Strong Defense and Fiscal Responsibility: It’s Possible
Baker Spring /
Public perception may be that the sequestration cuts to the defense budget is about eliminating waste and inefficiency in the Department of Defense (DOD). In reality, sequestration will result in the loss of military capabilities.
Then-Secretary of Defense Leon Panetta acknowledged in a January press conference that of the Obama Administration’s $259 billion in cuts in its five-year defense budget reduction proposal—which does not include sequestration—only $60 billion would come from eliminating waste and inefficiency. In fact, the DOD has been taking steps to lessen waste and inefficiency going back to Secretary Bob Gates’s stewardship.
There no doubt is waste and inefficiency in the DOD. In fact, The Heritage Foundation in 2011 identified more than $70 billion in annual savings to the DOD.

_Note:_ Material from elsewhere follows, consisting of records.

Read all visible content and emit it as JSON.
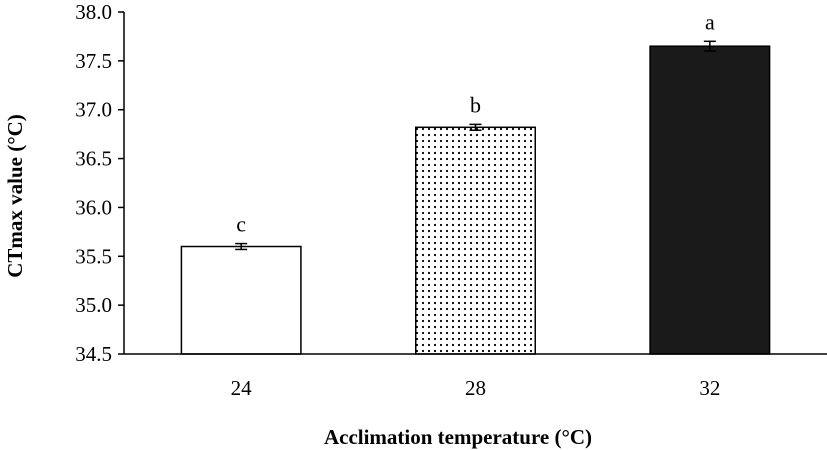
{
  "chart_data": {
    "type": "bar",
    "title": "",
    "xlabel": "Acclimation temperature (°C)",
    "ylabel": "CTmax value (°C)",
    "categories": [
      "24",
      "28",
      "32"
    ],
    "values": [
      35.6,
      36.82,
      37.65
    ],
    "errors": [
      0.03,
      0.03,
      0.05
    ],
    "significance_labels": [
      "c",
      "b",
      "a"
    ],
    "fills": [
      "white",
      "dotted",
      "black"
    ],
    "ylim": [
      34.5,
      38.0
    ],
    "yticks": [
      34.5,
      35.0,
      35.5,
      36.0,
      36.5,
      37.0,
      37.5,
      38.0
    ],
    "ytick_labels": [
      "34.5",
      "35.0",
      "35.5",
      "36.0",
      "36.5",
      "37.0",
      "37.5",
      "38.0"
    ],
    "grid": false,
    "legend": "none",
    "colors": {
      "bar_stroke": "#000000",
      "dark_fill": "#1a1a1a",
      "dot": "#000000"
    }
  }
}
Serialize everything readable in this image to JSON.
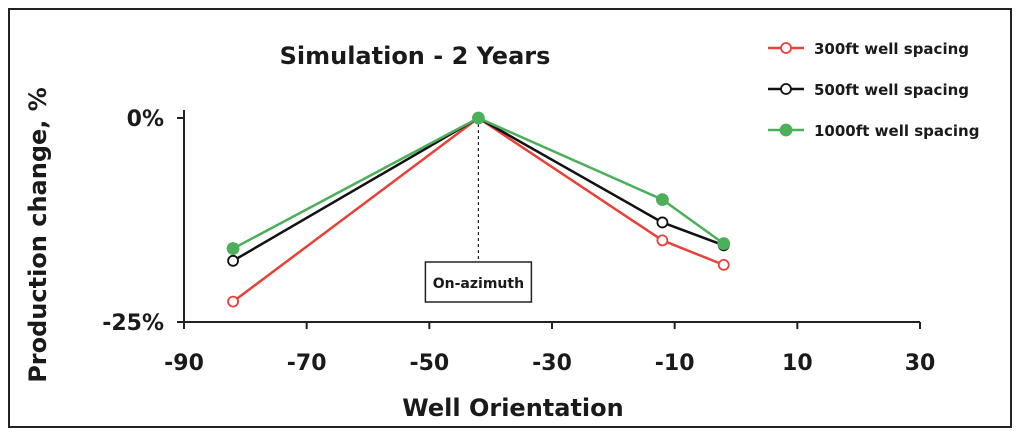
{
  "chart_data": {
    "type": "line",
    "title": "Simulation - 2 Years",
    "xlabel": "Well Orientation",
    "ylabel": "Production change, %",
    "xlim": [
      -90,
      30
    ],
    "ylim": [
      -25,
      0
    ],
    "x_ticks": [
      "-90",
      "-70",
      "-50",
      "-30",
      "-10",
      "10",
      "30"
    ],
    "x_tick_values": [
      -90,
      -70,
      -50,
      -30,
      -10,
      10,
      30
    ],
    "y_ticks": [
      "0%",
      "-25%"
    ],
    "y_tick_values": [
      0,
      -25
    ],
    "legend_position": "top-right",
    "grid": false,
    "series": [
      {
        "name": "300ft well spacing",
        "color": "#e8413a",
        "marker": "open-circle",
        "x": [
          -82,
          -42,
          -12,
          -2
        ],
        "y": [
          -22.5,
          0,
          -15,
          -18
        ]
      },
      {
        "name": "500ft well spacing",
        "color": "#111111",
        "marker": "open-circle",
        "x": [
          -82,
          -42,
          -12,
          -2
        ],
        "y": [
          -17.5,
          0,
          -12.8,
          -15.6
        ]
      },
      {
        "name": "1000ft well spacing",
        "color": "#4caf5a",
        "marker": "filled-circle",
        "x": [
          -82,
          -42,
          -12,
          -2
        ],
        "y": [
          -16,
          0,
          -10,
          -15.4
        ]
      }
    ],
    "annotation": {
      "text": "On-azimuth",
      "x": -42
    }
  }
}
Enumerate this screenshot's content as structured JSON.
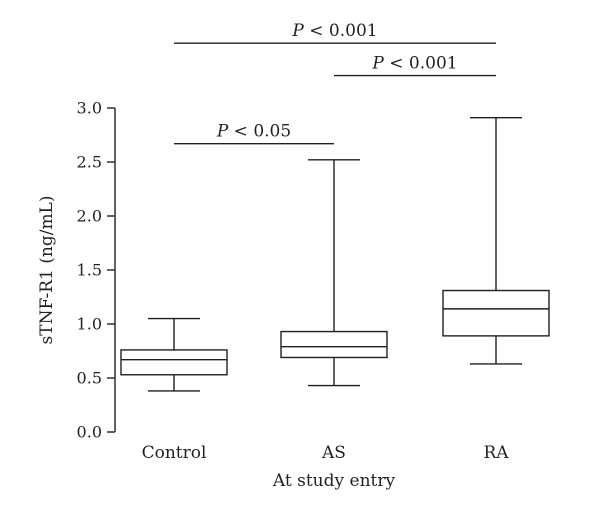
{
  "chart_data": {
    "type": "boxplot",
    "xlabel": "At study entry",
    "ylabel": "sTNF-R1 (ng/mL)",
    "ylim": [
      0,
      3.0
    ],
    "yticks": [
      "0.0",
      "0.5",
      "1.0",
      "1.5",
      "2.0",
      "2.5",
      "3.0"
    ],
    "categories": [
      "Control",
      "AS",
      "RA"
    ],
    "boxes": [
      {
        "category": "Control",
        "min": 0.38,
        "q1": 0.53,
        "median": 0.67,
        "q3": 0.76,
        "max": 1.05
      },
      {
        "category": "AS",
        "min": 0.43,
        "q1": 0.69,
        "median": 0.79,
        "q3": 0.93,
        "max": 2.52
      },
      {
        "category": "RA",
        "min": 0.63,
        "q1": 0.89,
        "median": 1.14,
        "q3": 1.31,
        "max": 2.91
      }
    ],
    "comparisons": [
      {
        "from": "Control",
        "to": "AS",
        "y": 2.67,
        "label_prefix": "P",
        "label_rest": " < 0.05"
      },
      {
        "from": "AS",
        "to": "RA",
        "y": 3.3,
        "label_prefix": "P",
        "label_rest": " < 0.001"
      },
      {
        "from": "Control",
        "to": "RA",
        "y": 3.6,
        "label_prefix": "P",
        "label_rest": " < 0.001"
      }
    ],
    "grid": false,
    "legend": "none"
  }
}
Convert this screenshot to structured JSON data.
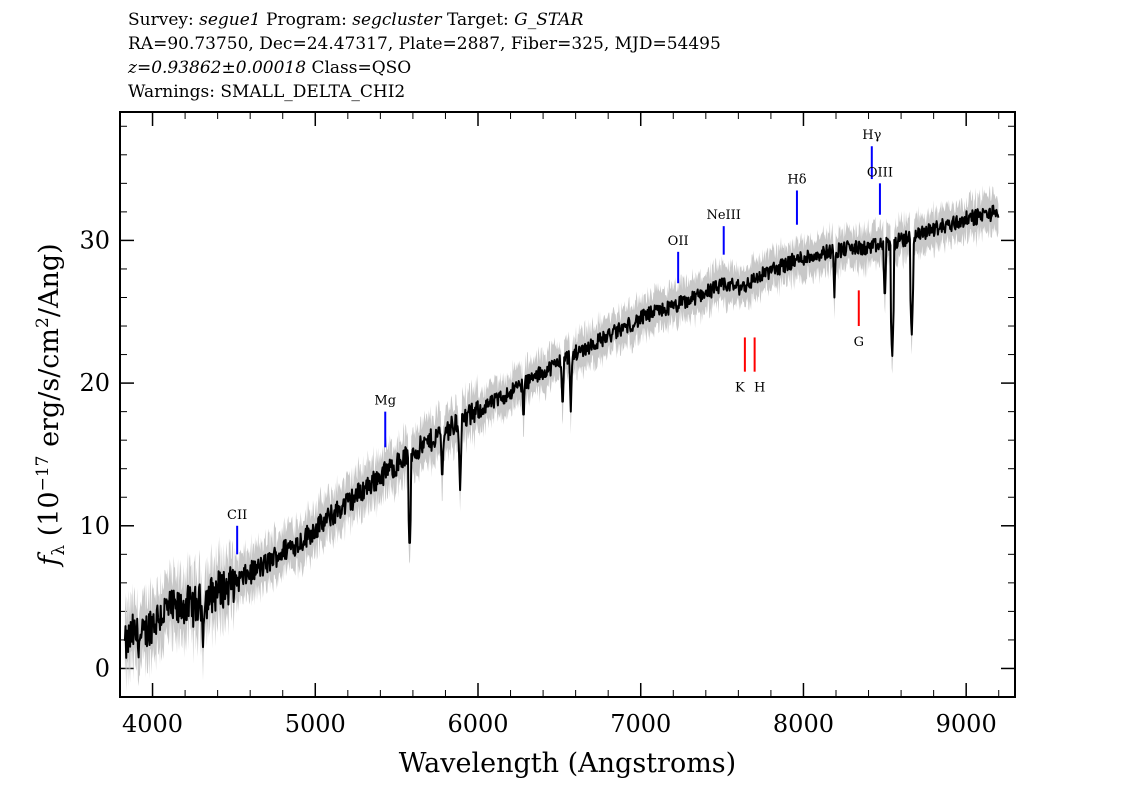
{
  "header": {
    "line1": {
      "survey_label": "Survey: ",
      "survey": "segue1",
      "program_label": " Program: ",
      "program": "segcluster",
      "target_label": " Target: ",
      "target": "G_STAR"
    },
    "line2": "RA=90.73750, Dec=24.47317, Plate=2887, Fiber=325, MJD=54495",
    "line3": {
      "redshift": "z=0.93862±0.00018",
      "class_text": " Class=QSO"
    },
    "line4": "Warnings: SMALL_DELTA_CHI2"
  },
  "chart_data": {
    "type": "line",
    "title": "",
    "xlabel": "Wavelength (Angstroms)",
    "ylabel_prefix": "f",
    "ylabel_sub": "λ",
    "ylabel_open": " (10",
    "ylabel_exp": "−17",
    "ylabel_mid": " erg/s/cm",
    "ylabel_exp2": "2",
    "ylabel_close": "/Ang)",
    "xlim": [
      3800,
      9300
    ],
    "ylim": [
      -2,
      39
    ],
    "xticks": [
      4000,
      5000,
      6000,
      7000,
      8000,
      9000
    ],
    "yticks": [
      0,
      10,
      20,
      30
    ],
    "grid": false,
    "colors": {
      "flux": "#000000",
      "error": "#c8c8c8",
      "emission": "#0000ff",
      "absorption": "#ff0000"
    },
    "series": [
      {
        "x": [
          3830,
          3880,
          3930,
          3980,
          4050,
          4100,
          4150,
          4200,
          4250,
          4300,
          4350,
          4400,
          4450,
          4500,
          4550,
          4600,
          4650,
          4700,
          4750,
          4800,
          4850,
          4900,
          4950,
          5000,
          5050,
          5100,
          5150,
          5200,
          5250,
          5300,
          5350,
          5400,
          5450,
          5500,
          5550,
          5600,
          5650,
          5700,
          5750,
          5800,
          5850,
          5900,
          5950,
          6000,
          6050,
          6100,
          6150,
          6200,
          6250,
          6300,
          6350,
          6400,
          6450,
          6500,
          6550,
          6600,
          6650,
          6700,
          6750,
          6800,
          6850,
          6900,
          6950,
          7000,
          7050,
          7100,
          7150,
          7200,
          7250,
          7300,
          7350,
          7400,
          7450,
          7500,
          7550,
          7600,
          7650,
          7700,
          7750,
          7800,
          7850,
          7900,
          7950,
          8000,
          8050,
          8100,
          8150,
          8200,
          8250,
          8300,
          8350,
          8400,
          8450,
          8500,
          8550,
          8600,
          8650,
          8700,
          8750,
          8800,
          8850,
          8900,
          8950,
          9000,
          9050,
          9100,
          9150,
          9200
        ],
        "values": [
          1.5,
          2.5,
          2.0,
          3.0,
          3.8,
          4.2,
          4.0,
          4.5,
          4.3,
          4.6,
          5.0,
          5.5,
          5.7,
          6.0,
          6.3,
          6.7,
          7.0,
          7.3,
          7.8,
          8.2,
          8.6,
          8.8,
          9.3,
          9.8,
          10.2,
          10.7,
          11.2,
          11.6,
          12.1,
          12.6,
          13.0,
          13.5,
          13.9,
          14.3,
          14.8,
          15.2,
          15.5,
          15.9,
          16.3,
          16.7,
          17.0,
          17.4,
          17.7,
          18.0,
          18.4,
          18.7,
          19.0,
          19.4,
          19.8,
          20.1,
          20.4,
          20.8,
          21.1,
          21.5,
          21.8,
          22.1,
          22.4,
          22.7,
          23.0,
          23.3,
          23.6,
          23.9,
          24.2,
          24.5,
          24.8,
          25.0,
          25.2,
          25.3,
          25.6,
          25.8,
          26.1,
          26.4,
          26.6,
          26.8,
          26.9,
          26.7,
          26.9,
          27.3,
          27.6,
          27.9,
          28.1,
          28.4,
          28.6,
          28.8,
          28.9,
          29.1,
          29.2,
          29.3,
          29.4,
          29.5,
          29.4,
          29.5,
          29.6,
          29.7,
          29.8,
          30.0,
          30.2,
          30.3,
          30.6,
          30.8,
          31.0,
          31.1,
          31.3,
          31.5,
          31.6,
          31.8,
          31.9,
          32.0
        ]
      }
    ],
    "absorption_dips": [
      {
        "x": 4310,
        "y": 1.5
      },
      {
        "x": 5580,
        "y": 8.0
      },
      {
        "x": 5780,
        "y": 12.8
      },
      {
        "x": 5890,
        "y": 12.5
      },
      {
        "x": 6280,
        "y": 17.0
      },
      {
        "x": 6520,
        "y": 17.9
      },
      {
        "x": 6570,
        "y": 18.0
      },
      {
        "x": 8190,
        "y": 26.0
      },
      {
        "x": 8500,
        "y": 25.5
      },
      {
        "x": 8545,
        "y": 21.5
      },
      {
        "x": 8665,
        "y": 23.0
      }
    ],
    "line_markers": [
      {
        "label": "CII",
        "x": 4520,
        "y_from": 8.0,
        "y_to": 10.0,
        "type": "emission"
      },
      {
        "label": "Mg",
        "x": 5430,
        "y_from": 15.5,
        "y_to": 18.0,
        "type": "emission"
      },
      {
        "label": "OII",
        "x": 7230,
        "y_from": 27.0,
        "y_to": 29.2,
        "type": "emission"
      },
      {
        "label": "NeIII",
        "x": 7510,
        "y_from": 29.0,
        "y_to": 31.0,
        "type": "emission"
      },
      {
        "label": "Hδ",
        "x": 7960,
        "y_from": 31.1,
        "y_to": 33.5,
        "type": "emission"
      },
      {
        "label": "Hγ",
        "x": 8420,
        "y_from": 34.3,
        "y_to": 36.6,
        "type": "emission"
      },
      {
        "label": "OIII",
        "x": 8470,
        "y_from": 31.8,
        "y_to": 34.0,
        "type": "emission"
      },
      {
        "label": "K",
        "x": 7640,
        "y_from": 23.2,
        "y_to": 20.8,
        "type": "absorption"
      },
      {
        "label": "H",
        "x": 7700,
        "y_from": 23.2,
        "y_to": 20.8,
        "type": "absorption"
      },
      {
        "label": "G",
        "x": 8340,
        "y_from": 26.5,
        "y_to": 24.0,
        "type": "absorption"
      }
    ]
  }
}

What should these savings be used for? Heritage answers that it should be plowed back into the DOD to restore the military capabilities that are being lost by the Obama Administration’s defense budget reduction plan as well as sequestration. Specifically, the bulk of the money should be put into buying the next generation of weapons and equipment for the military, which will permit it to maintain a strong force structure and keep it at the cutting edge technologically.
Fiscal conservatives will point out, rightly, that the federal government still needs to get its budget house in order. However, defense spending is not the source of the problem. The source of the problem is health care and retirement entitlements.
Recently, The Heritage Foundation refined its long-term fiscal proposal, Saving the American Dream, to ensure that it achieves a balanced federal budget in 10 years despite congressional inaction in recent months to restrain overall federal spending. The plan maintains sufficient funding levels for defense—well in excess of the existing Obama Administration proposal, let alone sequestration levels—in order to restore necessaryU.S. military capabilities.
Saving the American Dream, along with the redirection of funds saved by efficiency measures with the DOD, demonstrates that it is possible for the federal government to get its spending habit under control while still maintaining a strong national defense. Adopting a federal fiscal policy based on Saving the American Dream is not just the sensible thing to do; it is necessary to preservingU.S. economic and military leadership.